Его Величество хищно и молодо улыбнулся, воздев к небу мизинец в знак того, что вопрос исчерпан. Канцлер заледенел и тут же внес поправки в свои расчеты: да, никаких тайных поблажек, все надо будет выполнить буквально, рисковать здесь нельзя, ибо Его Величеству, волею Богов и Судьбы ограниченному вдруг в своих правах, очень уж хочется кого-нибудь покарать, злобушку уласкать. Потом-то, задним числом, государь может и пожалеть о содранной канцлерской шкуре, и это, конечно, послужит утешением, если не канцлеру, то его потомкам, но все же… Хватит с хлопочущих родственников и того, что он им намекнет об отмене смертного приговора…
О, судари!.. Добиться этого было очень и очень непросто, государь ведь не на шутку осерчал…
Потомки так и не дознались впоследствии, кто выдал всему свету великую тайну совещания в оранжерее. Иные грешили на самого Императора, что, мол, он и проболтался в постели государыне Императрице, у которой, как всем известно, не язык, а помело. Но в это очень мало кто верил, равно как и в болтливость другого участника – нынешнего государя, в ту пору наследного принца; остальные же мнения разделились примерно поровну: одни считали, что проболтался канцлер, другие, что его Святейшество, либо его преемник.
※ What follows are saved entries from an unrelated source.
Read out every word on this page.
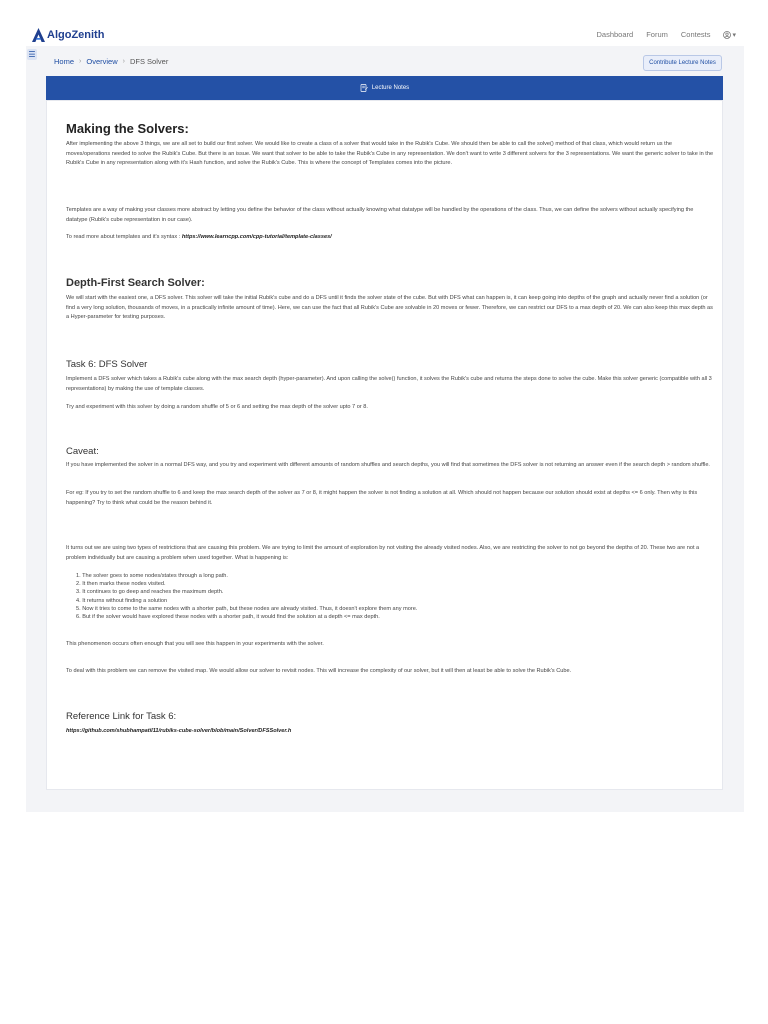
AlgoZenith	Dashboard Forum Contests	▾
☰
Home › Overview › DFS Solver	Contribute Lecture Notes
Lecture Notes
Making the Solvers:

After implementing the above 3 things, we are all set to build our first solver. We would like to create a class of a solver that would take in the Rubik's Cube. We should then be able to call the solve() method of that class, which would return us the moves/operations needed to solve the Rubik's Cube. But there is an issue. We want that solver to be able to take the Rubik's Cube in any representation. We don't want to write 3 different solvers for the 3 representations. We want the generic solver to take in the Rubik's Cube in any representation along with it's Hash function, and solve the Rubik's Cube. This is where the concept of Templates comes into the picture.

Templates are a way of making your classes more abstract by letting you define the behavior of the class without actually knowing what datatype will be handled by the operations of the class. Thus, we can define the solvers without actually specifying the datatype (Rubik's cube representation in our case).

To read more about templates and it's syntax : https://www.learncpp.com/cpp-tutorial/template-classes/

Depth-First Search Solver:

We will start with the easiest one, a DFS solver. This solver will take the initial Rubik's cube and do a DFS until it finds the solver state of the cube. But with DFS what can happen is, it can keep going into depths of the graph and actually never find a solution (or find a very long solution, thousands of moves, in a practically infinite amount of time). Here, we can use the fact that all Rubik's Cube are solvable in 20 moves or fewer. Therefore, we can restrict our DFS to a max depth of 20. We can also keep this max depth as a Hyper-parameter for testing purposes.

Task 6: DFS Solver

Implement a DFS solver which takes a Rubik's cube along with the max search depth (hyper-parameter). And upon calling the solve() function, it solves the Rubik's cube and returns the steps done to solve the cube. Make this solver generic (compatible with all 3 representations) by making the use of template classes.

Try and experiment with this solver by doing a random shuffle of 5 or 6 and setting the max depth of the solver upto 7 or 8.

Caveat:

If you have implemented the solver in a normal DFS way, and you try and experiment with different amounts of random shuffles and search depths, you will find that sometimes the DFS solver is not returning an answer even if the search depth > random shuffle.

For eg: If you try to set the random shuffle to 6 and keep the max search depth of the solver as 7 or 8, it might happen the solver is not finding a solution at all. Which should not happen because our solution should exist at depths <= 6 only. Then why is this happening? Try to think what could be the reason behind it.

It turns out we are using two types of restrictions that are causing this problem. We are trying to limit the amount of exploration by not visiting the already visited nodes. Also, we are restricting the solver to not go beyond the depths of 20. These two are not a problem individually but are causing a problem when used together. What is happening is:

1. The solver goes to some nodes/states through a long path.
2. It then marks these nodes visited.
3. It continues to go deep and reaches the maximum depth.
4. It returns without finding a solution
5. Now it tries to come to the same nodes with a shorter path, but these nodes are already visited. Thus, it doesn't explore them any more.
6. But if the solver would have explored these nodes with a shorter path, it would find the solution at a depth <= max depth.

This phenomenon occurs often enough that you will see this happen in your experiments with the solver.

To deal with this problem we can remove the visited map. We would allow our solver to revisit nodes. This will increase the complexity of our solver, but it will then at least be able to solve the Rubik's Cube.

Reference Link for Task 6:

https://github.com/shubhampatil11/rubiks-cube-solver/blob/main/Solver/DFSSolver.h
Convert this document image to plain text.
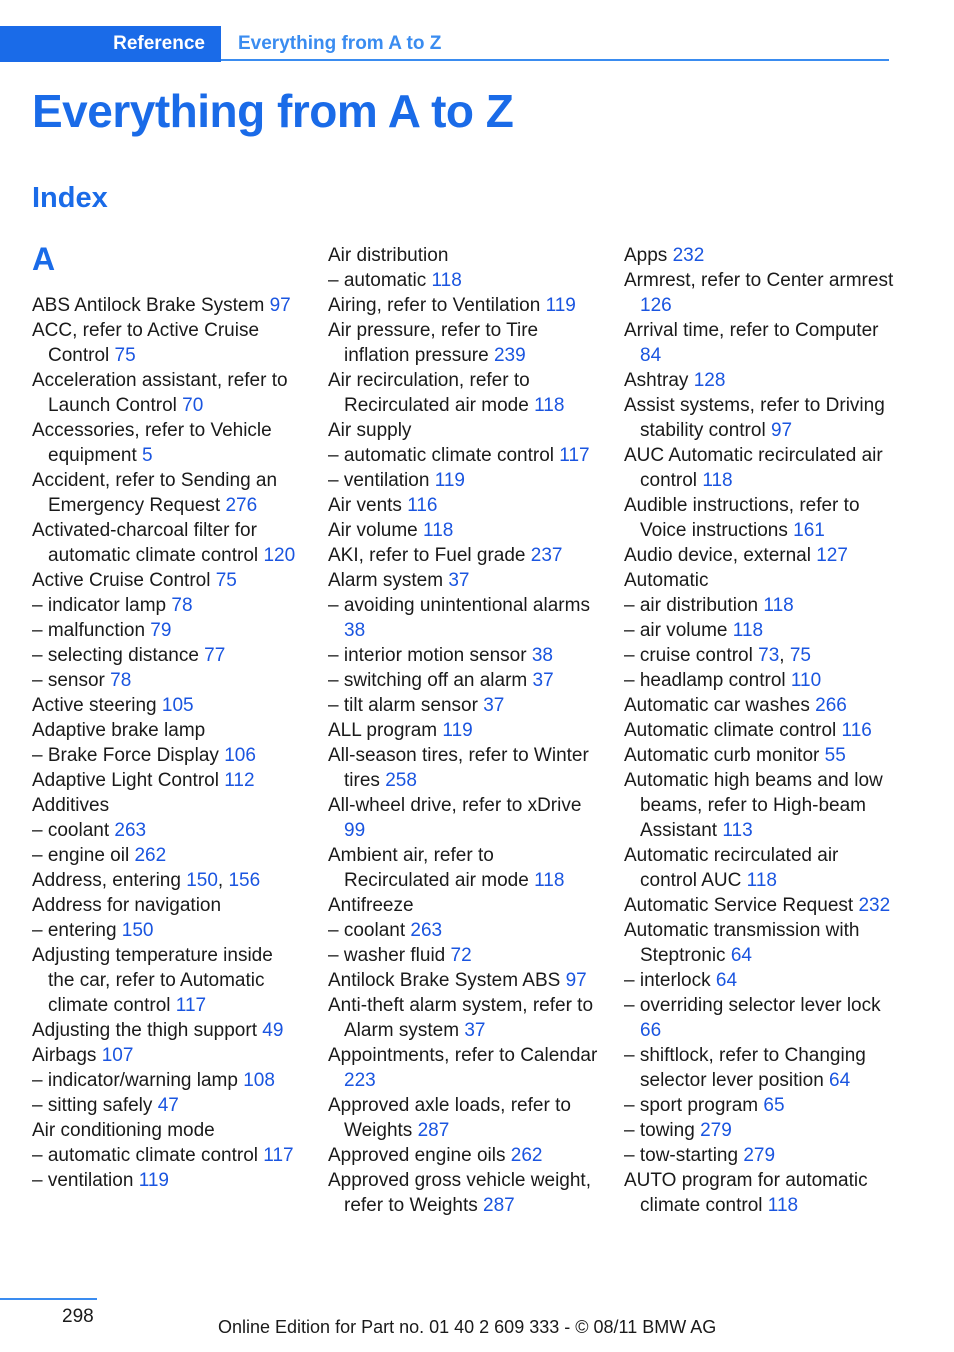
Reference Everything from A to Z
Everything from A to Z
Index
A

ABS Antilock Brake System 97

ACC, refer to Active Cruise Control 75

Acceleration assistant, refer to Launch Control 70

Accessories, refer to Vehicle equipment 5

Accident, refer to Sending an Emergency Request 276

Activated-charcoal filter for automatic climate control 120

Active Cruise Control 75

– indicator lamp 78

– malfunction 79

– selecting distance 77

– sensor 78

Active steering 105

Adaptive brake lamp

– Brake Force Display 106

Adaptive Light Control 112

Additives

– coolant 263

– engine oil 262

Address, entering 150, 156

Address for navigation

– entering 150

Adjusting temperature inside the car, refer to Automatic climate control 117

Adjusting the thigh support 49

Airbags 107

– indicator/warning lamp 108

– sitting safely 47

Air conditioning mode

– automatic climate control 117

– ventilation 119

Air distribution

– automatic 118

Airing, refer to Ventilation 119

Air pressure, refer to Tire inflation pressure 239

Air recirculation, refer to Recirculated air mode 118

Air supply

– automatic climate control 117

– ventilation 119

Air vents 116

Air volume 118

AKI, refer to Fuel grade 237

Alarm system 37

– avoiding unintentional alarms 38

– interior motion sensor 38

– switching off an alarm 37

– tilt alarm sensor 37

ALL program 119

All-season tires, refer to Winter tires 258

All-wheel drive, refer to xDrive 99

Ambient air, refer to Recirculated air mode 118

Antifreeze

– coolant 263

– washer fluid 72

Antilock Brake System ABS 97

Anti-theft alarm system, refer to Alarm system 37

Appointments, refer to Calendar 223

Approved axle loads, refer to Weights 287

Approved engine oils 262

Approved gross vehicle weight, refer to Weights 287

Apps 232

Armrest, refer to Center armrest 126

Arrival time, refer to Computer 84

Ashtray 128

Assist systems, refer to Driving stability control 97

AUC Automatic recirculated air control 118

Audible instructions, refer to Voice instructions 161

Audio device, external 127

Automatic

– air distribution 118

– air volume 118

– cruise control 73, 75

– headlamp control 110

Automatic car washes 266

Automatic climate control 116

Automatic curb monitor 55

Automatic high beams and low beams, refer to High-beam Assistant 113

Automatic recirculated air control AUC 118

Automatic Service Request 232

Automatic transmission with Steptronic 64

– interlock 64

– overriding selector lever lock 66

– shiftlock, refer to Changing selector lever position 64

– sport program 65

– towing 279

– tow-starting 279

AUTO program for automatic climate control 118

298	Online Edition for Part no. 01 40 2 609 333 - © 08/11 BMW AG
Однако Зиэль уверил меня однажды за беседой, когда к слову пришлось, что знает истину, которая стара как мир и проста как времена года: некий невзрачный послушник, из младших жрецов-переписчиков, подавальщик перьев и чернил, улучил миг, когда его высокопреосвященство отлучился по нужде из хранилища, вынул из мусорного мешочка смятый свиток-черновик и заглянул в почти готовый документ… А потом, под огромным секретом, исповедался в грехе любопытства своему проверенному в дружбе собрату по служению… У того тоже была верная дружба и привычка исповедоваться надежным товарищам… Участники «оранжерейного» совещания, кроме, разумеется, Его Величества и его Высочества, в случае разоблачения их болтливости, рисковали головой и ни волоском меньше, поэтому надежно молчали, а молодые келейные и храмовые жрецы рисковали всего лишь попасть на плети и долгие пощения (так они думали, в простоте своего неведения), то и другое они отведывали регулярно и неизбежно, почти уже без страха, оттого и… в ухо через ухо, и дальше, дальше…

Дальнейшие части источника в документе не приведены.